Self-Supervised Noise Embeddings (Self-SNE) for dimensionality reduction and clustering
Self-SNE is a probabilistic self-supervised deep learning model for compressing high-dimensional data to a low-dimensional embedding. It is a general-purpose algorithm that works with multiple types of data including images, sequences, and tabular data. It uses self-supervised objectives, such as InfoNCE, to preserve structure in the compressed latent space. Self-SNE can also (optionally) simultaneously learn a cluster distribution (a prior over the latent embedding) during optimization. Overlapping clusters are automatically combined by optimizing a variational upper bound on entropy, so the number of clusters does not have to be specified manually — provided the number of initial clusters is large enough. Self-SNE produces embeddings with similar quality to existing dimensionality reduction methods; can detect outliers; scales to large, out-of-core datasets; and can easily add new data to an existing embedding/clustering.
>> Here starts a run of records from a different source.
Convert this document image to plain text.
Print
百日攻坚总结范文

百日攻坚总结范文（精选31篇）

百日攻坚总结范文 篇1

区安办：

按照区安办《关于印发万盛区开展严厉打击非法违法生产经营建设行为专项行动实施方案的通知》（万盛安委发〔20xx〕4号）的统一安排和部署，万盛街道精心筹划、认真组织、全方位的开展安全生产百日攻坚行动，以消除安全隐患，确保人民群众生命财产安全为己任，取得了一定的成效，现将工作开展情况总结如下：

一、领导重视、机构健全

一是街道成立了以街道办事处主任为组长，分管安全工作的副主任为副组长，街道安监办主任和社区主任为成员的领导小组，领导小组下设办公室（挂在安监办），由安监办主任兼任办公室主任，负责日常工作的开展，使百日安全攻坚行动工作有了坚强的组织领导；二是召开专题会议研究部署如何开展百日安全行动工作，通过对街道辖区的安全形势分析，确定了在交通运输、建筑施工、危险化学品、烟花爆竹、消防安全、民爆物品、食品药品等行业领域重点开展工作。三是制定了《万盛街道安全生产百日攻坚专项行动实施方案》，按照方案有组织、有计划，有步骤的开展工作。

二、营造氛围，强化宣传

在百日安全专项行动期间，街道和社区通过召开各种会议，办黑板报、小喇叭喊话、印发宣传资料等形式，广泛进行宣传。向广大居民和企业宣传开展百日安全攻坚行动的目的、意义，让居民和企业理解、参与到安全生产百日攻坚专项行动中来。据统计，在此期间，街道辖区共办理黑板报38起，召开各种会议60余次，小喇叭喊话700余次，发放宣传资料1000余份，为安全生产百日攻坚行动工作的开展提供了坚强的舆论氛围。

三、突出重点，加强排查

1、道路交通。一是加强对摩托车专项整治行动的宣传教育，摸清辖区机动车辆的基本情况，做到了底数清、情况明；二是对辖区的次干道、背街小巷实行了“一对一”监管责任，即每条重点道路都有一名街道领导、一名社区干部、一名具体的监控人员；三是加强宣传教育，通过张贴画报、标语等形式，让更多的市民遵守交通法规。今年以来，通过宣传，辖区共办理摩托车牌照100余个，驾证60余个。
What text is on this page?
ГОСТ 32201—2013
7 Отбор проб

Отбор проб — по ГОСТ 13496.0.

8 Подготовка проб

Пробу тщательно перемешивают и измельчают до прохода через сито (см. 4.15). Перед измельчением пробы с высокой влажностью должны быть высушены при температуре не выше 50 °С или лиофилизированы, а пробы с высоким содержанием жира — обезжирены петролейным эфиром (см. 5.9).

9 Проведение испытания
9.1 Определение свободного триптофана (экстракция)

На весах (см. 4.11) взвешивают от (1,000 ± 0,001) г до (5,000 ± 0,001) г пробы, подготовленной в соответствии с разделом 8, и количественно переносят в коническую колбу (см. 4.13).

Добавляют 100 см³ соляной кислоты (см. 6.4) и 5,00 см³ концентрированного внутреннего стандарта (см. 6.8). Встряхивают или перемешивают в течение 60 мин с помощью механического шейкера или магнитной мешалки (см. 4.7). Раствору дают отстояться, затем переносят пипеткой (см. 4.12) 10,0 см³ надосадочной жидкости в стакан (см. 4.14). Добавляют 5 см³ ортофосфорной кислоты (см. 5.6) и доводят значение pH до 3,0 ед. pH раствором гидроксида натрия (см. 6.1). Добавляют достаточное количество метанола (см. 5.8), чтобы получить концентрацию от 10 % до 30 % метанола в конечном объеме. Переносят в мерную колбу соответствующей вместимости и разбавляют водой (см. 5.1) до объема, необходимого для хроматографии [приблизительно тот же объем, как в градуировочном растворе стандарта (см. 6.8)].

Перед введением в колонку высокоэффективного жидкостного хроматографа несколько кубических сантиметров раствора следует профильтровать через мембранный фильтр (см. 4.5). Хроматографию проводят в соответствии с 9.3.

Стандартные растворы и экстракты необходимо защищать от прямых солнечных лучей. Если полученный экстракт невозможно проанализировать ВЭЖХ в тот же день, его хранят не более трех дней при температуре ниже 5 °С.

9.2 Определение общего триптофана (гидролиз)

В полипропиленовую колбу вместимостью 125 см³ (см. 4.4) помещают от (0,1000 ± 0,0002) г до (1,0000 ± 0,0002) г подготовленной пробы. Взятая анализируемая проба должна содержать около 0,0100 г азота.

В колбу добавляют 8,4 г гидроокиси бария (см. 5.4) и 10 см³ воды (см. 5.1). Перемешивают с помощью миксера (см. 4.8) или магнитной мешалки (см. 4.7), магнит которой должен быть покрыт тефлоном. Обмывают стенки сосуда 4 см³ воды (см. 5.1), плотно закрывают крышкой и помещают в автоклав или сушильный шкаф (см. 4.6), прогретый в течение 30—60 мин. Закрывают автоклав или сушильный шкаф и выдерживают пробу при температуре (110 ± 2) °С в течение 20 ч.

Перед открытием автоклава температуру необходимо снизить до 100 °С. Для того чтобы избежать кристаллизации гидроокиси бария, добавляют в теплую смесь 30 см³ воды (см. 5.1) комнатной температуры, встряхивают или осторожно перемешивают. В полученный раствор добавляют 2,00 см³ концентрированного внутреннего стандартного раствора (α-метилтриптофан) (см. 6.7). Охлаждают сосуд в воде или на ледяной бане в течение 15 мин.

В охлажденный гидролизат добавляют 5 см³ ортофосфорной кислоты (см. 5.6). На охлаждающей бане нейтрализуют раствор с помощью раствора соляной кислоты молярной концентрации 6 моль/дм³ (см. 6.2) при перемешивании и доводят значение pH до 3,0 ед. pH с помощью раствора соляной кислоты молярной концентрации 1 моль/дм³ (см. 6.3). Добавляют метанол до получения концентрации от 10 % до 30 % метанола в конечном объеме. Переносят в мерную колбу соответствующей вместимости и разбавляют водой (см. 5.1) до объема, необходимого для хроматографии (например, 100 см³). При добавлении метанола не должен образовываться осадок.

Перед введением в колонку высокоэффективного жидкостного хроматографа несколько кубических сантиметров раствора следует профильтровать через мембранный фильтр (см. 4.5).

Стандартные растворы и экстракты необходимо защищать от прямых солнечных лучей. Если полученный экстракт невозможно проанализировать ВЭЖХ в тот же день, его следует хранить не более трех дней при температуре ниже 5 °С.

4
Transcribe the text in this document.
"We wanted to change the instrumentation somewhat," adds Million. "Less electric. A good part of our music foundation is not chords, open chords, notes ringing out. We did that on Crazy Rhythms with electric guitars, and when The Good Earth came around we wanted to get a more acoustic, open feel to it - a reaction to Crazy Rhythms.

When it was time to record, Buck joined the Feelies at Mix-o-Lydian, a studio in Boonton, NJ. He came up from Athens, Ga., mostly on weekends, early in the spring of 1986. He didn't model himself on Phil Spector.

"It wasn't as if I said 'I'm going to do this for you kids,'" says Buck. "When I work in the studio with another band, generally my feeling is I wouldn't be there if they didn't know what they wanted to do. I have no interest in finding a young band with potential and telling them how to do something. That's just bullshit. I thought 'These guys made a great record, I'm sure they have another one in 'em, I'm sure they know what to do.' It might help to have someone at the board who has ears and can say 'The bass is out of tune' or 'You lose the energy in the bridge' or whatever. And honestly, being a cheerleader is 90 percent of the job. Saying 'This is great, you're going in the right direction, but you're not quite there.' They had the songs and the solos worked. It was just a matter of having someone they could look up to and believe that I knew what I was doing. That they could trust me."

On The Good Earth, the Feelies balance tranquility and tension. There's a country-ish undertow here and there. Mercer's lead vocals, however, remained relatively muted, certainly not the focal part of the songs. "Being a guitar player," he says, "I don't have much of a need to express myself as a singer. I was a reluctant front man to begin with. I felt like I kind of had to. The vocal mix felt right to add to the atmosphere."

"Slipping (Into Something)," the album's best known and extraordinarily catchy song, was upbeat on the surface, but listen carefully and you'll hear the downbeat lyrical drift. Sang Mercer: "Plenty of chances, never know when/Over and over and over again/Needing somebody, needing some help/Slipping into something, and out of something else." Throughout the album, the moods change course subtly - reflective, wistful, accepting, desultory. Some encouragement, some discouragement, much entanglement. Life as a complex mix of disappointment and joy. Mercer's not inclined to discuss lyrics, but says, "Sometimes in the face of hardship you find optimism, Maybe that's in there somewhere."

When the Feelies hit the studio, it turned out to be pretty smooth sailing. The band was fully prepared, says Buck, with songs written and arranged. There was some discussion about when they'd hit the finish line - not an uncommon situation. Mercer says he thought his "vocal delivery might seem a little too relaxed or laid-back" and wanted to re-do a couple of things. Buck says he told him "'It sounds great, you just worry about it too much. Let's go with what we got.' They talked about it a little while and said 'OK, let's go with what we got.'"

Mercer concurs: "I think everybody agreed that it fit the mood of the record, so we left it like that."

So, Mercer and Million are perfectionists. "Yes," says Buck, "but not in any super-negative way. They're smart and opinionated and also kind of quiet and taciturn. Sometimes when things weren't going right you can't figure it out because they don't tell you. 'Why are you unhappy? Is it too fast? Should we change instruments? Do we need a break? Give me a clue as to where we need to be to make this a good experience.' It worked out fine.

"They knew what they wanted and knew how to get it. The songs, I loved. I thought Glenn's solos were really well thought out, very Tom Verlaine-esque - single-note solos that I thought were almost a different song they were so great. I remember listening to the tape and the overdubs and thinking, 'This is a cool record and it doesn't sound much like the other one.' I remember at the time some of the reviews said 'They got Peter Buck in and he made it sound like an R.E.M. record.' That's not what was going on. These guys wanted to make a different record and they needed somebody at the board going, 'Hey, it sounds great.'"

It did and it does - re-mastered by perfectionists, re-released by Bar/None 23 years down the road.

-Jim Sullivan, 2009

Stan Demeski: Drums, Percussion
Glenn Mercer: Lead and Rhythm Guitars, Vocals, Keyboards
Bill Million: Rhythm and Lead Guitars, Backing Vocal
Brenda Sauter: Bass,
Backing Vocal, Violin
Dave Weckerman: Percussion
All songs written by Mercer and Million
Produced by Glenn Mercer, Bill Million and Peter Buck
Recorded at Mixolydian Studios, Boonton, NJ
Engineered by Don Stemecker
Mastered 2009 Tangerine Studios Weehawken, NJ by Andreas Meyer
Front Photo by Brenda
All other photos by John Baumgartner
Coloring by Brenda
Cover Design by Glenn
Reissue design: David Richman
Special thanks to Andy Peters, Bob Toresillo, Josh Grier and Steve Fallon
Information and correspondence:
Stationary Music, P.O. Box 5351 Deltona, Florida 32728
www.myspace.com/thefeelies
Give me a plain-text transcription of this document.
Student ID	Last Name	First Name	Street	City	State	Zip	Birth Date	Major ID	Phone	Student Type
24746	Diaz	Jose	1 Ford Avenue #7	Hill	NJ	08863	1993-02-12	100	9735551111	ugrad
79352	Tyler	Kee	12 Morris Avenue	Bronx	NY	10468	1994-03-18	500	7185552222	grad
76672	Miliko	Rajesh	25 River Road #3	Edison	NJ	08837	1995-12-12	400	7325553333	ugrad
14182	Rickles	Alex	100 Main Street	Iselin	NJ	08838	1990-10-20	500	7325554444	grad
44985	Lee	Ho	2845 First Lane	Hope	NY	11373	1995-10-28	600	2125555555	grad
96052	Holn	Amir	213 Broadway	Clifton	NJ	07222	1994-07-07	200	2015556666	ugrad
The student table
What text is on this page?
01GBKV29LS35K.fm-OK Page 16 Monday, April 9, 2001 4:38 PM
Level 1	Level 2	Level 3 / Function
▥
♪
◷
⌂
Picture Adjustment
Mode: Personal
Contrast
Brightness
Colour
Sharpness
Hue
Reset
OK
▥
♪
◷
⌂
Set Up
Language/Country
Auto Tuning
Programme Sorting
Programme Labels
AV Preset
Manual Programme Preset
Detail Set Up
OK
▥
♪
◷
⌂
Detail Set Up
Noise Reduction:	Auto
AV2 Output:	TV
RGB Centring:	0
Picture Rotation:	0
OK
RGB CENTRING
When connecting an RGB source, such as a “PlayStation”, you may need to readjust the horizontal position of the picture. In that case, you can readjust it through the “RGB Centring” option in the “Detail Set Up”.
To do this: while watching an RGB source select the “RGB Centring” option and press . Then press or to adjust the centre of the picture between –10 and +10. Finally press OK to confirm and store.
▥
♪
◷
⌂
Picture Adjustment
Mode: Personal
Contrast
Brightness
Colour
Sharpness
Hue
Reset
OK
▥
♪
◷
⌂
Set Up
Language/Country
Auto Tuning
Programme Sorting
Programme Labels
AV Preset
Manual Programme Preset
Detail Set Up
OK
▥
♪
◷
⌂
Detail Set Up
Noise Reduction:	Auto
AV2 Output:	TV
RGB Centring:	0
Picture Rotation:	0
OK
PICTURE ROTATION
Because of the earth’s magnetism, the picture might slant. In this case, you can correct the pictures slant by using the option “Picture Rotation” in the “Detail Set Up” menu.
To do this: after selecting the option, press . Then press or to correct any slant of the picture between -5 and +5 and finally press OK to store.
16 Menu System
This is an alpha release currently undergoing development. Features may change without notice. Use at your own risk.
References
If you use Self-SNE for your research please cite version 1 of our preprint (an updated version is forthcoming):
@article{graving2020vae,
title={VAE-SNE: a deep generative model for simultaneous dimensionality reduction and clustering},
author={Graving, Jacob M and Couzin, Iain D},
journal={BioRxiv},
year={2020},
publisher={Cold Spring Harbor Laboratory}
}
License
Released under a Apache 2.0 License. See LICENSE for details.